Moreover, we deal with the problem that some tests can only be done during certain moments of the cycle, which can make the waiting for the couple unbearable.

But our responsibility as doctors is to recommend those tests that are going to provide useful information and to avoid unnecessary (and most of the time expensive) tests.

And these recommendations should be made according to the principle that in medicine “the most common is the most frequent”. Therefore the set of tests that are initially done are very well known to most of the patients (blood tests to check hormones, scans, spermiograms and tests to asses the tubal patency). If you’re “lucky” one of these tests will turn out abnormal and you’ll have the diagnosis and the treatment that should get rid of the problem. But, what happens if all are normal? Then you’ll have to decide whether it’s time to start treatments or to search further.

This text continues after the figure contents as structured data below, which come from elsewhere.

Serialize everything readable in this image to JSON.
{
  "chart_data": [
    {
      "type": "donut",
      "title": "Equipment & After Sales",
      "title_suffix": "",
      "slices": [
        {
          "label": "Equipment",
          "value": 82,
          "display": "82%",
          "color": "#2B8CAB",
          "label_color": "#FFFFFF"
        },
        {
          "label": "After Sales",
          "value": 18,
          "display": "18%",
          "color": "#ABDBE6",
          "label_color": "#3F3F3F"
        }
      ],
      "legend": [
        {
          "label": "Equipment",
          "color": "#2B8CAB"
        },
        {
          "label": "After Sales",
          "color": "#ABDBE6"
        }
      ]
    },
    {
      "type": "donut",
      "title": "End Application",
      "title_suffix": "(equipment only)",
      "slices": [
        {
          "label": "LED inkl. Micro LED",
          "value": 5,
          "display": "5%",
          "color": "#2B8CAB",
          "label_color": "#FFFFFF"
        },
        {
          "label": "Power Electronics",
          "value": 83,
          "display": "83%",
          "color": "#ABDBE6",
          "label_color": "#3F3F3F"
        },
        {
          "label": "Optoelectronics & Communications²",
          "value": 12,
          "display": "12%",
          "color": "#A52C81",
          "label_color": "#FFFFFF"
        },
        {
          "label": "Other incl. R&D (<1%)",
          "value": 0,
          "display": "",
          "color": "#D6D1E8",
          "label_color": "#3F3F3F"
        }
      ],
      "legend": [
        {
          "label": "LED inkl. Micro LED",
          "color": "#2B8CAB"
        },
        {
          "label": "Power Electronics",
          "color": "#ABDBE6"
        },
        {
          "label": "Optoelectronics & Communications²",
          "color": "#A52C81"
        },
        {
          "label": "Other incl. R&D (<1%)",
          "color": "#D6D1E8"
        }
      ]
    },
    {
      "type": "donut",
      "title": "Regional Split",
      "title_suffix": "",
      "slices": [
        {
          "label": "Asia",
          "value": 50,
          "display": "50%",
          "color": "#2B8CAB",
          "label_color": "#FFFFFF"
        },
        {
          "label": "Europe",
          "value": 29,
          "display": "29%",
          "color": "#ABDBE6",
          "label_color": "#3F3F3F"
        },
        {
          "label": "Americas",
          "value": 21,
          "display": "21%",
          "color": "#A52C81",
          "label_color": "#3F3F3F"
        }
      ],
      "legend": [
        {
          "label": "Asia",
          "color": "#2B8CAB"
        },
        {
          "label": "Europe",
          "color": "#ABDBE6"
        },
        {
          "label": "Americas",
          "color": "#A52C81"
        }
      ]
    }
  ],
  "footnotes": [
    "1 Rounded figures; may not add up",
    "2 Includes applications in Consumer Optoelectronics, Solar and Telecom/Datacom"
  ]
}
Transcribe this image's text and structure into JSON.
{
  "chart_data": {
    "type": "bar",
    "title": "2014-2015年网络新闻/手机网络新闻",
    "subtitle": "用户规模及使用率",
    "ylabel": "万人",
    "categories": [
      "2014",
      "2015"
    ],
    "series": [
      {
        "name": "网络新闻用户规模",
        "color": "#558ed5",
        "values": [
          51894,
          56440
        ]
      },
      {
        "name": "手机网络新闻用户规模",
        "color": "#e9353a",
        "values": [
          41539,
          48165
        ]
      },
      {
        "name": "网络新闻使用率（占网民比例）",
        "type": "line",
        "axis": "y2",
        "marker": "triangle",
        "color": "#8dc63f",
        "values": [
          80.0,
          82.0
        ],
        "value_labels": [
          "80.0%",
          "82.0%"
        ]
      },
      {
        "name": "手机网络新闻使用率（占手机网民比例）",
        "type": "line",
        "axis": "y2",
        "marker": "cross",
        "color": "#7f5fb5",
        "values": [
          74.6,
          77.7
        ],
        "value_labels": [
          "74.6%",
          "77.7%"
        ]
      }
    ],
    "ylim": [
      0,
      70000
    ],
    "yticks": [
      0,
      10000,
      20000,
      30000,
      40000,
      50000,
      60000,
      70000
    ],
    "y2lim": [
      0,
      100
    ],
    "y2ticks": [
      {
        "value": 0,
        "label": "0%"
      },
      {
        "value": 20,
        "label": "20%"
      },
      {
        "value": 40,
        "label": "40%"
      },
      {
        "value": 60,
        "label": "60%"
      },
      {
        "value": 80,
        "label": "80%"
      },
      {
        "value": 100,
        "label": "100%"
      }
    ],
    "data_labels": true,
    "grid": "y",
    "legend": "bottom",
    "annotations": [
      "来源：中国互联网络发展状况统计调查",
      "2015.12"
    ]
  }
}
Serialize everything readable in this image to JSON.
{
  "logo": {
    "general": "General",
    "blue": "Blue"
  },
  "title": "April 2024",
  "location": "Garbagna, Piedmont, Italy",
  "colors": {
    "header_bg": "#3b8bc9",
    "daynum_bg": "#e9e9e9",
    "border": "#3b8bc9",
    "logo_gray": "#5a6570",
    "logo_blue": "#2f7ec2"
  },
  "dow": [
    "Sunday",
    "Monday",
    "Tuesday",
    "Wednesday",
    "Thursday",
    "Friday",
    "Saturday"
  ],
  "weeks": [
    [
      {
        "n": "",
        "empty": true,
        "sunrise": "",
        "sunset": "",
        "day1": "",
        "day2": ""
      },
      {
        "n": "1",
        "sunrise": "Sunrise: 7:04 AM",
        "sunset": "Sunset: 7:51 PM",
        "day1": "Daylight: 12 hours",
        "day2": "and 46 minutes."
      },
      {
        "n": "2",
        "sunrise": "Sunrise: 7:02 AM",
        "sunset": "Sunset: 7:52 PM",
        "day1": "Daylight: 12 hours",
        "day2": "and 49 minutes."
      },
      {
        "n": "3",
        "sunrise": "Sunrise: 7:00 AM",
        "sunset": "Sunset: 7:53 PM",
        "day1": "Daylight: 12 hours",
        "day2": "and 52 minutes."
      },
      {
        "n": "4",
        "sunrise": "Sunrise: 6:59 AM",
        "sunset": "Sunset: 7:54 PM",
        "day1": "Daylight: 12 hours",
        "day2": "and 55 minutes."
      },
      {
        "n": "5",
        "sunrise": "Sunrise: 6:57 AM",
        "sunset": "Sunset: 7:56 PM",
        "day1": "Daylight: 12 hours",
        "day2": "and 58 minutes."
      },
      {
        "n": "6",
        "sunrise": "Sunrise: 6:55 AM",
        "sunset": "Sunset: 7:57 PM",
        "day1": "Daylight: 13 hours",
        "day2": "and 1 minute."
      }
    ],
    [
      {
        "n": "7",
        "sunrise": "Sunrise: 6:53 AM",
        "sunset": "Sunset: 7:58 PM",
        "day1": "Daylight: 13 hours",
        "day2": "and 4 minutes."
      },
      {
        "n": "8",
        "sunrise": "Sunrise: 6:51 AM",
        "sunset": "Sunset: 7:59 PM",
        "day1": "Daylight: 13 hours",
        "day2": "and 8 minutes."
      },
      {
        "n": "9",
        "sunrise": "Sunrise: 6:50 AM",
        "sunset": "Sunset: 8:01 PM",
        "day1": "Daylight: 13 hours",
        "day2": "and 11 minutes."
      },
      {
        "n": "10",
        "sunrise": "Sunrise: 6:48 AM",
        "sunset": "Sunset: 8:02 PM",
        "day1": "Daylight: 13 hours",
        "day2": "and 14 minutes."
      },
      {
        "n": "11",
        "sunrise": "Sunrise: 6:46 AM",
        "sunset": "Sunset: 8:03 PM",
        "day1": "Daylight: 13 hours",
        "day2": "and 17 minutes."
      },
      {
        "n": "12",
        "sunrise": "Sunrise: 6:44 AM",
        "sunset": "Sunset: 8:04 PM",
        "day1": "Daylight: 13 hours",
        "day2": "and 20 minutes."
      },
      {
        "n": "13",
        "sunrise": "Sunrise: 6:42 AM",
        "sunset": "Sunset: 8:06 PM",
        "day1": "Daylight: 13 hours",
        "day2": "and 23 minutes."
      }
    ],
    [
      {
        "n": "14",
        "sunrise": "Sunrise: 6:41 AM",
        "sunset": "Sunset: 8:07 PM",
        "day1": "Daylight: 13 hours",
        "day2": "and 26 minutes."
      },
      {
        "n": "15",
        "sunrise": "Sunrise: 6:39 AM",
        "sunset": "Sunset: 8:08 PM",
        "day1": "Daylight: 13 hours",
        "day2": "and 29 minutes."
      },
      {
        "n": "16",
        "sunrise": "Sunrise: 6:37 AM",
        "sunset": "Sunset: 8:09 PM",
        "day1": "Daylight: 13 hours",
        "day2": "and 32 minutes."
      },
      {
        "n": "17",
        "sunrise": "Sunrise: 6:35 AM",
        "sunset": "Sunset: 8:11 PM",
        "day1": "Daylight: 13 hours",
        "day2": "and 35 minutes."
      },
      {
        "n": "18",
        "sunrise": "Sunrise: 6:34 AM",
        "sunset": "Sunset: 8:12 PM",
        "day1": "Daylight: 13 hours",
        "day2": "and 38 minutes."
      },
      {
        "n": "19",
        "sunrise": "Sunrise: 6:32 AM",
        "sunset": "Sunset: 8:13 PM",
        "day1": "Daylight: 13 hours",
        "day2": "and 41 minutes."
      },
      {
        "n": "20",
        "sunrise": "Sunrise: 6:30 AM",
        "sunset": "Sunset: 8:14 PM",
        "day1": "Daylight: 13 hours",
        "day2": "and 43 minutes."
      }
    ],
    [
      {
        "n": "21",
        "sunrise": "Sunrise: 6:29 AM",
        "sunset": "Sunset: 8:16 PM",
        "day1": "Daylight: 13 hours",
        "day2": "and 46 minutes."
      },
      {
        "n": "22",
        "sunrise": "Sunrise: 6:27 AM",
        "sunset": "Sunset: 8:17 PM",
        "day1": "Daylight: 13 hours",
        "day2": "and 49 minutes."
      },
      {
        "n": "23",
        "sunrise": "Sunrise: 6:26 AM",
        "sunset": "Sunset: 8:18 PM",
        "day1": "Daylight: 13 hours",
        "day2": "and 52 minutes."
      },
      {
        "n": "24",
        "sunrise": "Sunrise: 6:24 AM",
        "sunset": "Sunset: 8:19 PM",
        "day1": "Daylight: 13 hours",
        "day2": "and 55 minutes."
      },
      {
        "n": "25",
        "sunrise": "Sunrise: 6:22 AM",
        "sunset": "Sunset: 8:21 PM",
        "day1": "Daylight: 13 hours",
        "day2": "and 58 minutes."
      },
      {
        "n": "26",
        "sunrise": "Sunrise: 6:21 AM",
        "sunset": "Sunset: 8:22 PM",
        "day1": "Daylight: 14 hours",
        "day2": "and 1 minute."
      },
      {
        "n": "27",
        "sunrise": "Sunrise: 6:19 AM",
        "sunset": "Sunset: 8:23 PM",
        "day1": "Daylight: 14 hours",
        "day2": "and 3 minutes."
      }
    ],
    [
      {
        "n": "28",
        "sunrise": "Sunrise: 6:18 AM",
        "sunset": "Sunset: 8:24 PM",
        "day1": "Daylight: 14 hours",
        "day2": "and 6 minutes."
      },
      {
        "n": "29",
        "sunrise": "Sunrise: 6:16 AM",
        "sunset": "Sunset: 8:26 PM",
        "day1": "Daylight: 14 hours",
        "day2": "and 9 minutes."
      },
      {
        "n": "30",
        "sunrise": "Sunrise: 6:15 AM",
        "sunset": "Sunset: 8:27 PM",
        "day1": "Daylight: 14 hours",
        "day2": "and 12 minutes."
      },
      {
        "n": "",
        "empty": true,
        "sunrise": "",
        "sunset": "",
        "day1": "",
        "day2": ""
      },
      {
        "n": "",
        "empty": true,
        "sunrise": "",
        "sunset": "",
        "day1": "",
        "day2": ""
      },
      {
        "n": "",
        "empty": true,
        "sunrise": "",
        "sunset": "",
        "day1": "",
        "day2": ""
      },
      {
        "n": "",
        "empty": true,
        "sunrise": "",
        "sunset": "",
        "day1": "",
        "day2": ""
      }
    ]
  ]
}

Obviously the decision has to be made based on one’s own experience and on the odds of getting useful information. For example, should we recommend tests to assess the genetics of sperm if the spermiogram is normal? We have evidence that even though normal sperm can carry meiotic errors, the chances are less than 1%. So don’t dare to tell the man that you’re going to perform a small biopsy in his testicles during the first appointment unless it’s absolutely necessary. But after two unsuccessful IVF cycles in which everything has been normal (oocyte quality, fertilization rates, embryo morphology…) the chances of having those genetic abnormalities in the same sperm grow up to 40%. Then is when it’s worth recommending the test, though the patients may ask you why haven’t you recommended it before? They’ve spent time and money only to undergo a new diagnosis test.

(At this point I’d like to comment that sometimes an IVF cycle itself should be considered as a diagnosis test. It gives us information about the quality of the eggs, the fertilization rate and the embryo characteristics. We don’t have any other way to gather this information. Besides, it can be successful in a good percentage of cases.)

So, how can all these situations be avoided? It is easy; spending time discussing the options with the patients, even those ones that you think are unnecessary right now. Give information. Tell them that there are more tests that can be done but not at that moment. Explain why those tests should be done later. Take the lead and try to cover the maximum possibilities. This investment of time is going to save you from a later loss of confidence on your expertise. If you give couples a route-sheet of what this journey can be, they are going to feel fully informed, and when you later recommend the necessary tests, they are going to be already aware of that possibility and there won’t be any conflict at all.

I think that there are two main streams regarding what doctors think that the patients want us to do. Some of us think that they want us to decide any aspect of the treatment because we’re the experts. We belong to the other stream. And luckily the number of doctors who provide the patients with enough information, allowing them to share with us the decision of what they want to do, is constantly growing. And believe me, if you belong to this group, if you take your time to make the couples understand the whys and wherefores of your decisions, you’ll seldom have to answer to “the same old question”.